The research, coordinated by Malaria Consortium Africa on behalf of the government of Southern Sudan, rapidly identified areas requiring mass treatment for schistosomiasis and intestinal worm infections, and showed that two diseases, lymphatic filariasis and loiasis, were not endemic in Northern Bahr-el-Ghazal State, an area the size of Belgium.
A number of neglected tropical diseases, including onchocerciasis and lymphatic filariasis, can be controlled or even eliminated through annual mass treatment of affected communities with safe and effective drugs. To enhance the cost-effectiveness of control programs, the researchers say it is essential to target treatment to areas of greatest need. The authors say this is especially true for a country emerging from decades of conflict, such as Southern Sudan, where health services are already unable to meet demand.
To minimize costs and time, the researchers developed an integrated survey protocol, based on which a total of 4,450 stool and 4,597 urine samples from 73 villages were examined for schistosomiasis and intestinal worm infections, and 5,254 blood samples from a subset of 43 villages were tested for lymphatic filariasis. Prevalence of schistosomiasis ranged from 0 to 65.6% (urinary) and from 0 to 9.3% (intestinal). The most common intestinal worm was hookworm, ranging from 0 to 70% prevalence by village. Infection with lymphatic filariasis and loiasis was extremely rare, with only four individuals testing positive or reporting symptoms.

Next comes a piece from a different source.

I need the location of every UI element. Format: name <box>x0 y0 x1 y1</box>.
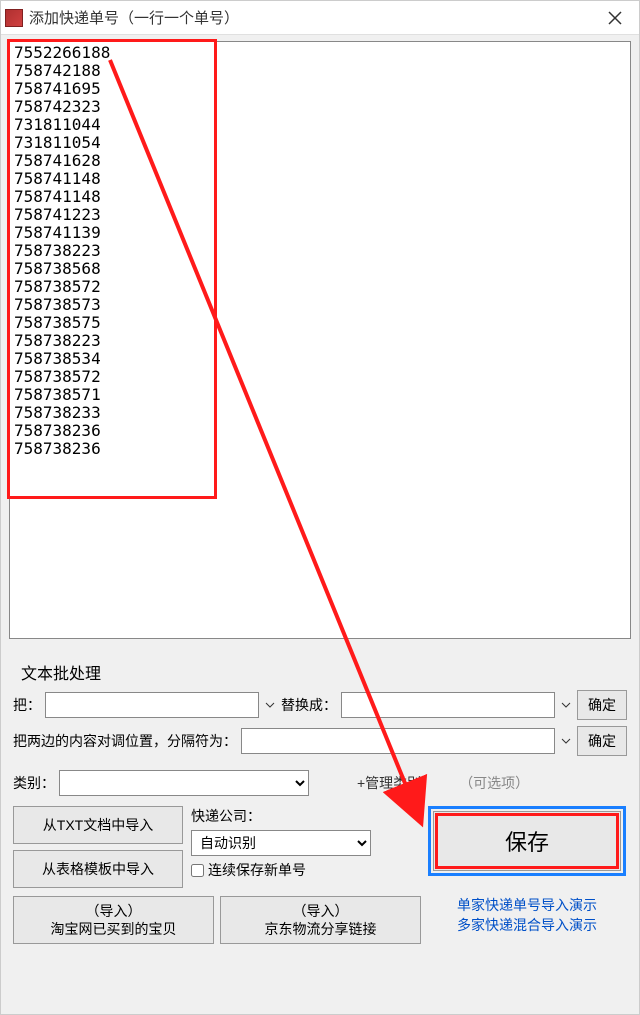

"We only know where there is onchocerciasis," said Dr Mounir Lado, Director of Endemic Diseases at the Southern Sudanese Ministry of Health in Juba. "For the other diseases we only have pieces of the puzzle or nothing. Conducting the necessary surveys is challenging in the often remote, and sometimes insecure, regions most endemic for NTDs. Combining surveys to avoid repeated travel to these areas reduces these challenges."
Dr Jan Kolaczinski of Malaria Consortium Africa concludes: "We now have an efficient tool to rapidly map the rest of Southern Sudan -- let's get on with the job."